Anti-immigration Hungarian President Viktor Orban has unveiled his Government’s plan to keep the country’s birth rate from falling without relying on immigrants. Mr Orban said Hungary has found a different solution than the one being adopted by “the West”. Western countries, he said, found the answer to falling birth rates in Europe in immigration. He said: “For every missing child, there should be one coming in and then the numbers will be fine.” However, Hungarians “think differently.”
He continued: "We do not need numbers. We need Hungarian children."
Mr Orban finished his speech saying: “Long live Hungary and long live the Hungarians!”
The Hungarian President has adopted a harsh stance against immigration, openly opposing the EU's immigration policy and refusing to take in the quota of immigrants from outside the bloc imposed by Brussels.
Hungary’s population is falling by 32,000 a year, with the country’s women having fewer children than the EU average.
While the average number of children women in the EU have in their lifetime is 1.58, Hungary can only count 1.45.
The seven-point plan unveiled by Mr Orban to boost the birth rate in Hungary presents incentives for both mothers and young couples.
Under these plans, Hungarian mothers with four or more children will be exempted for life from paying income tax.
And young couples will be offered interest-free loans of £27,400 (10 million Hungarian forints) to be cancelled once they have three children.

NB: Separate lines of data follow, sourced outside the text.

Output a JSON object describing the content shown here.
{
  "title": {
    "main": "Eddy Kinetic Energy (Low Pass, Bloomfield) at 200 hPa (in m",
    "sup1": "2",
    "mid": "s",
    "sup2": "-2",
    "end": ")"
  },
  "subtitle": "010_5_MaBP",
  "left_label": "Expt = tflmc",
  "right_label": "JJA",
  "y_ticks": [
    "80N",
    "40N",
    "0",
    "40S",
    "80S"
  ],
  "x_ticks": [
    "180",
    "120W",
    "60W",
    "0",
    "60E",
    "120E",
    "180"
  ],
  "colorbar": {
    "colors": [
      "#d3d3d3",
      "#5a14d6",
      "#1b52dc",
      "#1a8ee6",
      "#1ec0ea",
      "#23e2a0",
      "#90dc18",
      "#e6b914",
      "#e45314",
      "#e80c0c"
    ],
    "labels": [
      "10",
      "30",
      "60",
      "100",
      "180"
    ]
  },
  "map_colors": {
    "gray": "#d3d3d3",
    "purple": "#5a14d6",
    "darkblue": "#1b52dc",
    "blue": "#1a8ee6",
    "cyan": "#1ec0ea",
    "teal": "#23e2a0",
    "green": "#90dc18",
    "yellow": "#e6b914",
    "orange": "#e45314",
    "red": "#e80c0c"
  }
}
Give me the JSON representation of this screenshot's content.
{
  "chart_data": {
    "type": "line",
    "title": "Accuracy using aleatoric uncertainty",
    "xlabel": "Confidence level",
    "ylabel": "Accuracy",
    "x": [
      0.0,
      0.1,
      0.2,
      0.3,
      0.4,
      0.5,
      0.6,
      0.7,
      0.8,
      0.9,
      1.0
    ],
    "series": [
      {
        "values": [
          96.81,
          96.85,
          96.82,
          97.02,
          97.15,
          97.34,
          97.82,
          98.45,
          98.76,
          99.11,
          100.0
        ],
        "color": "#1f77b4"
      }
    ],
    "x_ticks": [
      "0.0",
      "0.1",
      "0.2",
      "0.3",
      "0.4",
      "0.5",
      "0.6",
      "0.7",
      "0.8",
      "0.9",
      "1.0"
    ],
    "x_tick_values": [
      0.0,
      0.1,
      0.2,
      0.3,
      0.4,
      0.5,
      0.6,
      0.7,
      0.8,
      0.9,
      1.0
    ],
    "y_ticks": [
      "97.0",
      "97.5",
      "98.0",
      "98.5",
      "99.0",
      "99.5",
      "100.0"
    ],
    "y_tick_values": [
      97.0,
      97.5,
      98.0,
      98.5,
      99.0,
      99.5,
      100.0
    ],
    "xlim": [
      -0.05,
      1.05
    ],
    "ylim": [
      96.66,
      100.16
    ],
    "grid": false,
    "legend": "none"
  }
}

The plan, which was launched during Mr Orban’s state of the nation address, included a pledge to create 21,000 nursery places over the next three years, an extra £1.94bn ($2.5bn) to be spent on the country's healthcare system and housing subsidies.

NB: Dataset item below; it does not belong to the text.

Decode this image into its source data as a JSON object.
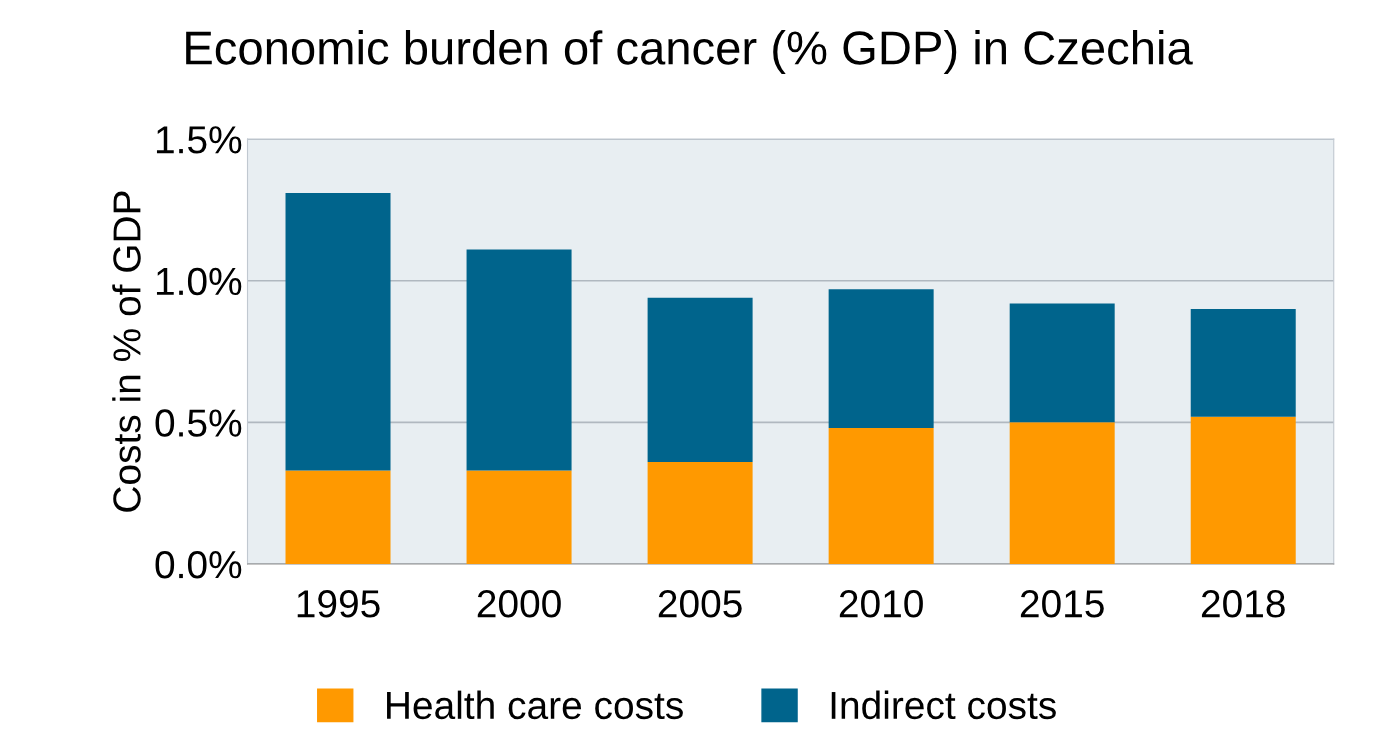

The EU member state counting the highest fertility rate is France, set at 1.92 children per woman on average.
Spain and Italy are performing even worse than Hungary, with their fertility rates at 1.34, according to EU statistics agency Eurostat.
Hungary’s plan of boosting births by giving financial support to families has already been tried and tested by other countries around the world.
Germany has given parents a legal right to a nursery place once their child turn one and has laws granting lower childcare fees to parents in financial difficulties.
Italy gives mothers a monthly allowance of £70 (€80) per month for every child - with poorest families receiving £140.24 (€160) per child.